In June 2011, Red Sea Diving College decided to extend its conservation projects. Matt Kitchiner, RSDC’s new Operations Manager and a keen conservationist, contacted Agnese Mancini who works as part of the research team with HEPCA (Hurgada Environment Protection and Conservation Agency), founded in 1992 are an internationally recognized NGO specializing in the field of marine and land conservation.

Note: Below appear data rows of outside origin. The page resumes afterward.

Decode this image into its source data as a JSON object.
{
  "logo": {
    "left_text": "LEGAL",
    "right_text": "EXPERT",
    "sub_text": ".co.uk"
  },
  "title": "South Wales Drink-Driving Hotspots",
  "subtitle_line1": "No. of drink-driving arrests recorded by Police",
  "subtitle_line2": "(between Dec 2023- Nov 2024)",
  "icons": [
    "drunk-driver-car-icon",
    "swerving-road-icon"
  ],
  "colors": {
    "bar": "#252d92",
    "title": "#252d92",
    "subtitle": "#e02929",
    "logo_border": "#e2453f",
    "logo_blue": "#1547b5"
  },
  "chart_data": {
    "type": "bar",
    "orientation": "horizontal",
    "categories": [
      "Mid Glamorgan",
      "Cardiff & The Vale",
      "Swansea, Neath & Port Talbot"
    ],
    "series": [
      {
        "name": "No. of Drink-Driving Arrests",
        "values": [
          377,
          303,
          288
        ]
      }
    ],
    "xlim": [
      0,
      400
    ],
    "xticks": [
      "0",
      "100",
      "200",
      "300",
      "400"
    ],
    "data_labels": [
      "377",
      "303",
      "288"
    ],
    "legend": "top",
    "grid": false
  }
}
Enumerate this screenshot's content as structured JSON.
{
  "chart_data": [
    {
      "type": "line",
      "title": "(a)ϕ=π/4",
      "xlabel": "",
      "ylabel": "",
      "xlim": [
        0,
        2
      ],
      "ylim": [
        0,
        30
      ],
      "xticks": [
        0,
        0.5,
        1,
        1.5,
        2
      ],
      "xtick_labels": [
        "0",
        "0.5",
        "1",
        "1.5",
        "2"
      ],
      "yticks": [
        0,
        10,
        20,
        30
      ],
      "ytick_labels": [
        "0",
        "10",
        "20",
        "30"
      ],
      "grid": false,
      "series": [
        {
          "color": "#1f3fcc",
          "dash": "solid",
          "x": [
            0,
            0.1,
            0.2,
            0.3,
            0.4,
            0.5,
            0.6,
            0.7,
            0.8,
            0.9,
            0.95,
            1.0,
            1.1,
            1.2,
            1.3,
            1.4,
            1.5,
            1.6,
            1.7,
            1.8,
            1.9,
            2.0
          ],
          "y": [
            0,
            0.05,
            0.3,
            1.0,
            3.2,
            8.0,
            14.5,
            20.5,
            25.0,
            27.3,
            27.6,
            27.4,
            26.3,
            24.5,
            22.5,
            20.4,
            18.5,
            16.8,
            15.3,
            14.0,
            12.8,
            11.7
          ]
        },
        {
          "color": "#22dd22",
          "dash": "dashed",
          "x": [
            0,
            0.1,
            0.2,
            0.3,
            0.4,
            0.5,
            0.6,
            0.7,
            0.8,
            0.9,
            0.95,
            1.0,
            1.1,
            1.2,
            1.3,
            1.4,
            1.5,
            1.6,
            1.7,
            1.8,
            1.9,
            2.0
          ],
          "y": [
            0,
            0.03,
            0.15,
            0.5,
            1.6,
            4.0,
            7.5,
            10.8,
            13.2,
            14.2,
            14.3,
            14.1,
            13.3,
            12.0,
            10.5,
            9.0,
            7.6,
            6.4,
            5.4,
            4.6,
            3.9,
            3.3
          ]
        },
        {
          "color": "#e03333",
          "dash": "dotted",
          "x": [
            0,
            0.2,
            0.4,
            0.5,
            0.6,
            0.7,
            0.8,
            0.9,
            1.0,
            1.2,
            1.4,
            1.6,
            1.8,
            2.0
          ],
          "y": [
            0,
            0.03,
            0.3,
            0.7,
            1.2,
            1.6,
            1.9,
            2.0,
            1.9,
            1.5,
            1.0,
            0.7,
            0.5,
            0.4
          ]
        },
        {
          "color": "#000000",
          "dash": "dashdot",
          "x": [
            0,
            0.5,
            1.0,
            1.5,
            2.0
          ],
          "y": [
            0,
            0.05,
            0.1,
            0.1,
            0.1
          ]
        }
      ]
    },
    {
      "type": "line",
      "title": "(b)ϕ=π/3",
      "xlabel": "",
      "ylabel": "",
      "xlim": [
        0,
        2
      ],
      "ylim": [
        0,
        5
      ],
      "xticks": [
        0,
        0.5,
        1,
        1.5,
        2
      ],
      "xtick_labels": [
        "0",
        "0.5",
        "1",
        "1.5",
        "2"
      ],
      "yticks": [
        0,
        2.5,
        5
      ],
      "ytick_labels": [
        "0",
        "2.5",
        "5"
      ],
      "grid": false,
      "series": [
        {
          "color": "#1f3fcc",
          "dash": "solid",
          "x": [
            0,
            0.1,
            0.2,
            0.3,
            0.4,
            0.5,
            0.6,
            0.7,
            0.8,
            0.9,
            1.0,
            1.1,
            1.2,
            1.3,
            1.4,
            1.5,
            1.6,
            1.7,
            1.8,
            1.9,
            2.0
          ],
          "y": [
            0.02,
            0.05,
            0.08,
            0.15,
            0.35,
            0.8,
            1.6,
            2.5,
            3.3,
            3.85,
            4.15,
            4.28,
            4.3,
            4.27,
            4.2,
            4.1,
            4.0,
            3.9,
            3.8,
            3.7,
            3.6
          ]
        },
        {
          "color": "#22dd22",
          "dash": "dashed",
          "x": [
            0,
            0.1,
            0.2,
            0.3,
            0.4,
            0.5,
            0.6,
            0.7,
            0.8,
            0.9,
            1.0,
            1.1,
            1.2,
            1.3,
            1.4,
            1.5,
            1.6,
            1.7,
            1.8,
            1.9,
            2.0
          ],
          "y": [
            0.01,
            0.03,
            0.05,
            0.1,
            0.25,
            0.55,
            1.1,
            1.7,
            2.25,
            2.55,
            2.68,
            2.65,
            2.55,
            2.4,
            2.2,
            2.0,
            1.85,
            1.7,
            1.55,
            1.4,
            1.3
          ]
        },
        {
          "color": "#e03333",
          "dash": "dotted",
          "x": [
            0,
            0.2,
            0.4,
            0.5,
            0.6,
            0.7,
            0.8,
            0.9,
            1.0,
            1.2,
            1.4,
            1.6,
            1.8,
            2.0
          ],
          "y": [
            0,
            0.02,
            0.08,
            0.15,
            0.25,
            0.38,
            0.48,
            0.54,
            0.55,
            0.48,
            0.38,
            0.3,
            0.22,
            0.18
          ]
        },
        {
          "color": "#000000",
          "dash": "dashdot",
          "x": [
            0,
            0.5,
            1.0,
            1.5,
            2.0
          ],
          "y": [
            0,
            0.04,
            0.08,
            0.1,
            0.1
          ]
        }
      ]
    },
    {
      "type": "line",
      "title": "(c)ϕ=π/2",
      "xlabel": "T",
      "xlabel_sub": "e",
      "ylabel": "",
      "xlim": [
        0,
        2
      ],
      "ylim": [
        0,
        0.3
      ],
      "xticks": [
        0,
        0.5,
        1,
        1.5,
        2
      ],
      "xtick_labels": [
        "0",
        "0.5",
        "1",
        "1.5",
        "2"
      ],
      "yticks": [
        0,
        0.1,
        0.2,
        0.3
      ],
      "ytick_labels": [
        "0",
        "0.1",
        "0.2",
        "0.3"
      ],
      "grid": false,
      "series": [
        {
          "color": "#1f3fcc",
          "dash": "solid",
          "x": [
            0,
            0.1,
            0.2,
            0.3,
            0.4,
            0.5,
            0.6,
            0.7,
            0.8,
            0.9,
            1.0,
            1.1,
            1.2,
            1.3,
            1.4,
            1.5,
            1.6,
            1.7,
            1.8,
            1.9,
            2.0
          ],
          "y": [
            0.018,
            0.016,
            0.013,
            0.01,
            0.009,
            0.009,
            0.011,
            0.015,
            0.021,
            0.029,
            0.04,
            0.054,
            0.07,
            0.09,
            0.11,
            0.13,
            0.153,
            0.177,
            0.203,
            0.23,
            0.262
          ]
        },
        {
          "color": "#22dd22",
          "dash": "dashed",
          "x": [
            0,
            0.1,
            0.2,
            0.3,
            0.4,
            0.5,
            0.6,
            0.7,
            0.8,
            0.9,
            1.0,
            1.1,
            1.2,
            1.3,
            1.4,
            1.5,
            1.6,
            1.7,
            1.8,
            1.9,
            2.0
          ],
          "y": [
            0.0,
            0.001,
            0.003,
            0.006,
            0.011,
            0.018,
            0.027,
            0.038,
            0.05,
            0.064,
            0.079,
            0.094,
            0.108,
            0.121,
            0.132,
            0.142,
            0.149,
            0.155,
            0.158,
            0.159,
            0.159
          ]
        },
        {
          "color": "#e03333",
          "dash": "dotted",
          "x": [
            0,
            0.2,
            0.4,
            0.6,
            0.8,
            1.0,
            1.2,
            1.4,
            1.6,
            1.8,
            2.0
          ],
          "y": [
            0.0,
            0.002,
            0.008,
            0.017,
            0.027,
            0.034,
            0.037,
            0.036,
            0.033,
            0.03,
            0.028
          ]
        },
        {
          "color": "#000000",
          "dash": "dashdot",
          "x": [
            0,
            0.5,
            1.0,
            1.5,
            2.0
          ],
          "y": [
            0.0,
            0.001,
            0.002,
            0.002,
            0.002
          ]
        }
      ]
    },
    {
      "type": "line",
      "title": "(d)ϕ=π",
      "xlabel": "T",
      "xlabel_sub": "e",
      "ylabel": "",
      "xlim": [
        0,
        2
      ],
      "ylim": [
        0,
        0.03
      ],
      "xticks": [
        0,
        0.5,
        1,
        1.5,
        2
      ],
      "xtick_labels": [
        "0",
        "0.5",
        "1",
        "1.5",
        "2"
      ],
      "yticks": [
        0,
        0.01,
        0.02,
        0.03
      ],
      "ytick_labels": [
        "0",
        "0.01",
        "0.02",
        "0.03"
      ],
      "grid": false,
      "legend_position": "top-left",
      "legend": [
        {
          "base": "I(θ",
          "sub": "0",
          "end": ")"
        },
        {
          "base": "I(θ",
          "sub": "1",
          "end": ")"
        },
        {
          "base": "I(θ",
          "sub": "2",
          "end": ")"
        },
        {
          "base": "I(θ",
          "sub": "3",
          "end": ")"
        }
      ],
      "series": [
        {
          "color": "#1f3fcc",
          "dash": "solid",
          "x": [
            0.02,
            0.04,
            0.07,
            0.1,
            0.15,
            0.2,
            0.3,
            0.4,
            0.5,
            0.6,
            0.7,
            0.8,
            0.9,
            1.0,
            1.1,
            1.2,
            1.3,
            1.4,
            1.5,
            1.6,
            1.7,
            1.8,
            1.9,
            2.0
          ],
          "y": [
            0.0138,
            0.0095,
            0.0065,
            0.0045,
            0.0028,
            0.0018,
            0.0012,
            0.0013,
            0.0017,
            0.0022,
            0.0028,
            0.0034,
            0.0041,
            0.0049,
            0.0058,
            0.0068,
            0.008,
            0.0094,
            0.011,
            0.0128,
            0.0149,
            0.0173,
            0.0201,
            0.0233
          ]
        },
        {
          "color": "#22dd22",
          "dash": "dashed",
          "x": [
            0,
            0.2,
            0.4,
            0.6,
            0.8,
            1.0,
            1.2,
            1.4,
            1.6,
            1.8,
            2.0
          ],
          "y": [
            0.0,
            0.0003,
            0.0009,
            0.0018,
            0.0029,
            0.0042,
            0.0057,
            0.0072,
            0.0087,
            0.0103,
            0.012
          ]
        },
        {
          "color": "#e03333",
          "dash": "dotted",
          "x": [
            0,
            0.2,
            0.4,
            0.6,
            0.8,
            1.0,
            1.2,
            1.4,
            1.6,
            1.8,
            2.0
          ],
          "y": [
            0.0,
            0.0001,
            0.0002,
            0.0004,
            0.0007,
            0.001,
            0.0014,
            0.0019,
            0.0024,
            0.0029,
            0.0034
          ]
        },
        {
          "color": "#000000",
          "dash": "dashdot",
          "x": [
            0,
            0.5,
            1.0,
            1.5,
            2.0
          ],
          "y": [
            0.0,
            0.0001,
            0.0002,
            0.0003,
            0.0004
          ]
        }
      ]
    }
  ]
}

With a variety of conservation projects and campaigns ranging from “Save our Wrecks” to coral “Bleach Watch”. Matt decided that with his fondness of sea turtles that “TurtleWatch” was the project to be involved with.

 

The program is based upon the “observe to conserve” principle and collects data from participating divers on turtle abundance and distribution. Divers love to contribute towards the efforts of marine conservation, especially when it involves one of their favorites; the turtle, the fact that turtles are so easily identifiable means that they are ideally suited for the type of monitoring involving non-professional researchers.

 

Armed with a folder full of information, each day one guest becomes the “turtle watch monitor” for the day. It is a great way for them to spice up a regular days diving as they can read up on turtle facts and then when spotting a turtle they log data such as site, depth, breed, water temperature and behavior. Like any good research it is also important to log the times turtles are not spotted as their presence is as important as their absence.

 

The data collected by RSDC will be reviewed by Agnese and her staff, inserted in a Red Sea Turtles database and will be used to generate spatial and temporal distribution maps of sea turtles but also to estimate population trends and abundance.

 

So far this project has been a great success, with guests asking to volunteer to be “TurtleWatch” monitor for the day. Matt says “that the project is easy, fun and informative. Anyone can be involved and the data that we are supplying to HEPCA is invaluable. As turtle populations decline and their natural environments worldwide are being destroyed the more we understand these ancient creatures the more we can all do to protect them”.